Il faut relever le défi des réfugiés en équilibrant de façon appropriée notre compassion pour ceux et celles qui cherchent asile et une saine attention aux questions de sécurité. Souhaitons la bienvenue aux réfugiés mais pas aux idéologies extrémistes. Étant donné l’intention du gouvernement canadien d’accueillir un important nombre de réfugiés syriens, et dans un laps de temps relativement court, il existe un réel danger que quelques djihadistes s’infiltrent parmi eux. Pour nos préoccupations de sécurité pouvons-nous honnêtement nous fier à un gouvernement qui ne trouve même pas le courage de prendre la mesure minimale d’interdire cet étendard de la misogynie islamofasciste, le niqab, lors de cérémonies de citoyenneté ?

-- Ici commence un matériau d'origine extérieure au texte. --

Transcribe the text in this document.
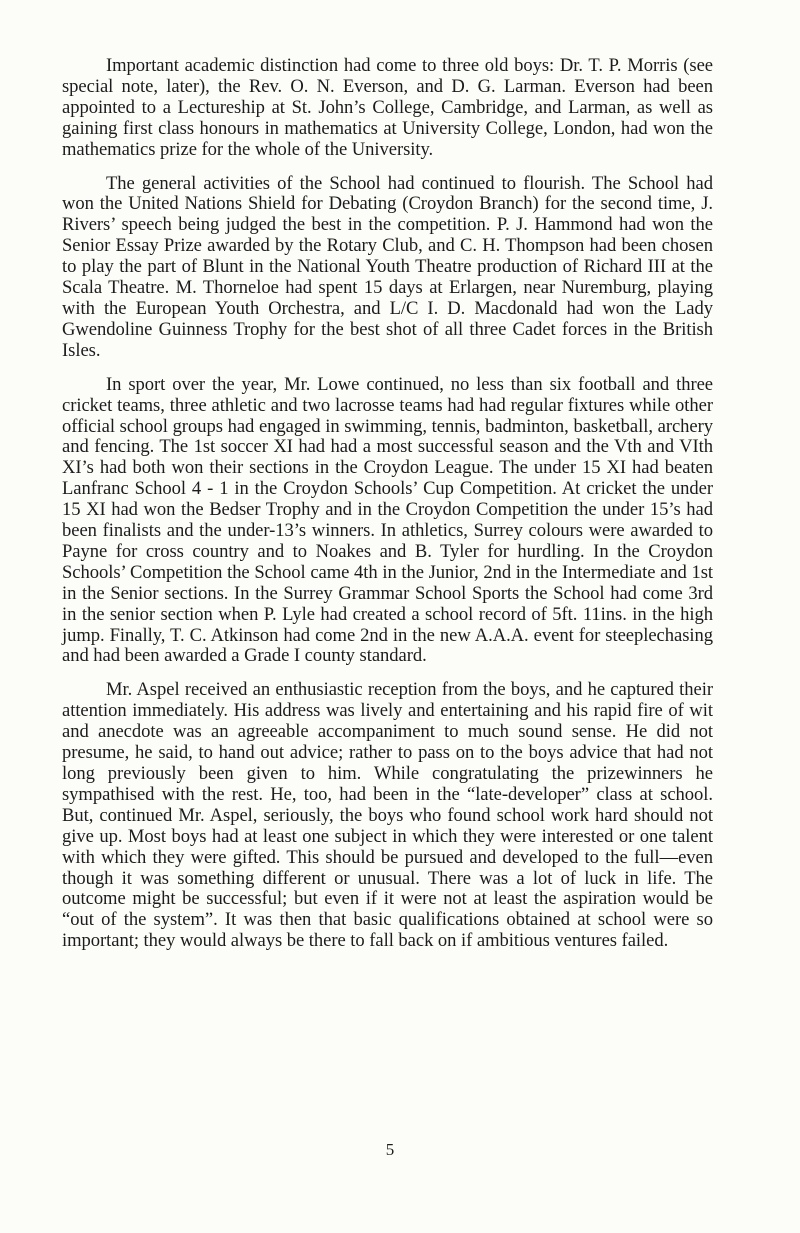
Important academic distinction had come to three old boys: Dr. T. P. Morris (see special note, later), the Rev. O. N. Everson, and D. G. Larman. Everson had been appointed to a Lectureship at St. John’s College, Cambridge, and Larman, as well as gaining first class honours in mathematics at University College, London, had won the mathematics prize for the whole of the University.

The general activities of the School had continued to flourish. The School had won the United Nations Shield for Debating (Croydon Branch) for the second time, J. Rivers’ speech being judged the best in the competition. P. J. Hammond had won the Senior Essay Prize awarded by the Rotary Club, and C. H. Thompson had been chosen to play the part of Blunt in the National Youth Theatre production of Richard III at the Scala Theatre. M. Thorneloe had spent 15 days at Erlargen, near Nuremburg, playing with the European Youth Orchestra, and L/C I. D. Macdonald had won the Lady Gwendoline Guinness Trophy for the best shot of all three Cadet forces in the British Isles.

In sport over the year, Mr. Lowe continued, no less than six football and three cricket teams, three athletic and two lacrosse teams had had regular fixtures while other official school groups had engaged in swimming, tennis, badminton, basketball, archery and fencing. The 1st soccer XI had had a most successful season and the Vth and VIth XI’s had both won their sections in the Croydon League. The under 15 XI had beaten Lanfranc School 4 - 1 in the Croydon Schools’ Cup Competition. At cricket the under 15 XI had won the Bedser Trophy and in the Croydon Competition the under 15’s had been finalists and the under-13’s winners. In athletics, Surrey colours were awarded to Payne for cross country and to Noakes and B. Tyler for hurdling. In the Croydon Schools’ Competition the School came 4th in the Junior, 2nd in the Intermediate and 1st in the Senior sections. In the Surrey Grammar School Sports the School had come 3rd in the senior section when P. Lyle had created a school record of 5ft. 11ins. in the high jump. Finally, T. C. Atkinson had come 2nd in the new A.A.A. event for steeplechasing and had been awarded a Grade I county standard.

Mr. Aspel received an enthusiastic reception from the boys, and he captured their attention immediately. His address was lively and entertaining and his rapid fire of wit and anecdote was an agreeable accompaniment to much sound sense. He did not presume, he said, to hand out advice; rather to pass on to the boys advice that had not long previously been given to him. While congratulating the prizewinners he sympathised with the rest. He, too, had been in the “late-developer” class at school. But, continued Mr. Aspel, seriously, the boys who found school work hard should not give up. Most boys had at least one subject in which they were interested or one talent with which they were gifted. This should be pursued and developed to the full—even though it was something different or unusual. There was a lot of luck in life. The outcome might be successful; but even if it were not at least the aspiration would be “out of the system”. It was then that basic qualifications obtained at school were so important; they would always be there to fall back on if ambitious ventures failed.

5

Il y a beaucoup de musulmans et d’ex-musulmans qui ont quitté leur pays natif dans le but d’éviter la répression théocratique, afin de vivre dans une société plus libre, plus ouverte et plus laïque. Ils seraient bien contents de laisser derrière eux des pratiques archaïques telles la ségrégation des sexes. Ils n’ont surtout pas besoin que nous facilitions le maintien de l’arriération motivée par la religion en prenant les intégristes pour des représentants de l’ensemble de la « communauté » musulmane.

Aux États-Unis, le plus sérieux empêchement à la laïcité est l’emprise de la droite politique chrétienne, dont le plus important représentant est le Parti républicain. Au Canada la situation est différente : le plus important empêchement à la laïcité pour nous est cette vache sacrée, le multiculturalisme. Que le multiculturalisme canadien mène au relativisme culturel est peu dire. Dans la pratique, il est devenu à la mode de privilégier les religions non chrétiennes, surtout l’islam. Si le niqab toléré par Trudeau était un accoutrement chrétien, et si Trudeau faisait campagne dans des églises aussi à l’extrême-droite que les mosquées qu’il a visitées, alors il serait peu probable qu’il soit aujourd’hui premier ministre. Tant que nous, les Canadiens, négligerons de nous opposer à l’intégrisme musulman avec la même vigueur que nous manifestons à l’égard du fondamentalisme chrétien, alors nous aurons de graves ennuis.

Épilogue

Au moment où je complétais la rédaction de ce blogue, j’ai entendu une nouvelle inquiétante qui confirme mon estimation la plus négative possible de Trudeau en tant qu’ennemi de la laïcité. Lors d’une récente entrevue pour la revue torontoise Maclean’s, Trudeau diffame tous les partisans de la Charte de laïcité proposée par le précédent gouvernement québécois—y compris la majorité des Québécois eux-mêmes—en déclarant que les restrictions sur les signes religieux stipulées dans cette Charte seraient équivalentes aux récents propos xenophobes de Donald Trump au sujet des musulmans. Selon la rhétorique simpliste de Trudeau, les deux se résument à une “politique de la peur” et de la “division”. Ainsi, Trudeau répand la peur de la laïcité, une peur irrationnelle qui divise. À l’image des intégristes islamistes et d’autres qui l’ont systématiquement utilisée afin de vilipender tous ceux et toutes celles qui désirent poursuivre le processus, entamé il y a un demi-siècle, de limitation de l’ingérence religieuse au sein de l’État québécois.

2 commentaires sur “Blogue 067 : Ni complaisance ni paranoïa
  1. Louis Fernand dit :

    Bonjour,
    Votre analyse concernant les musulmans et tout aussi fausse que celle de Trudeau lorsque vous parlez de frange des musulmans (25% ce n’est plus une frange…) ou d’islamistes. Pouvez vous déterminer la différence entre musulman et islamiste ?
    En classant l’islam dans la catégorie des religions, c’est à mon avis une erreur supplémentaire. L’islam est avant tout un outil politique à but totalitaire qui en privant le peuple des ses libertés avance inexorablement depuis 1400 ans. Le terrorisme est indissociable à l’islam comme le sont le totalitarisme, l’impérialisme, l’ignorance, la violence faites aux femmes et aux minorités non musulmanes.

    • David Rand dit :

      Déterminer la différence entre musulman et islamiste ? Ce n’est pas toujours facile. Mais apparemment vous n’avez aucune difficulté à le faire. Vous avez même un chiffre précis : 25%.
      Oui, l’islam est « un outil politique à but totalitaire » mais c’est aussi une religion. L’un n’exclut pas l’autre. Le christianisme et le judaïsme, des précurseurs de l’islam, sont aussi des idéologies politiques totalitaires.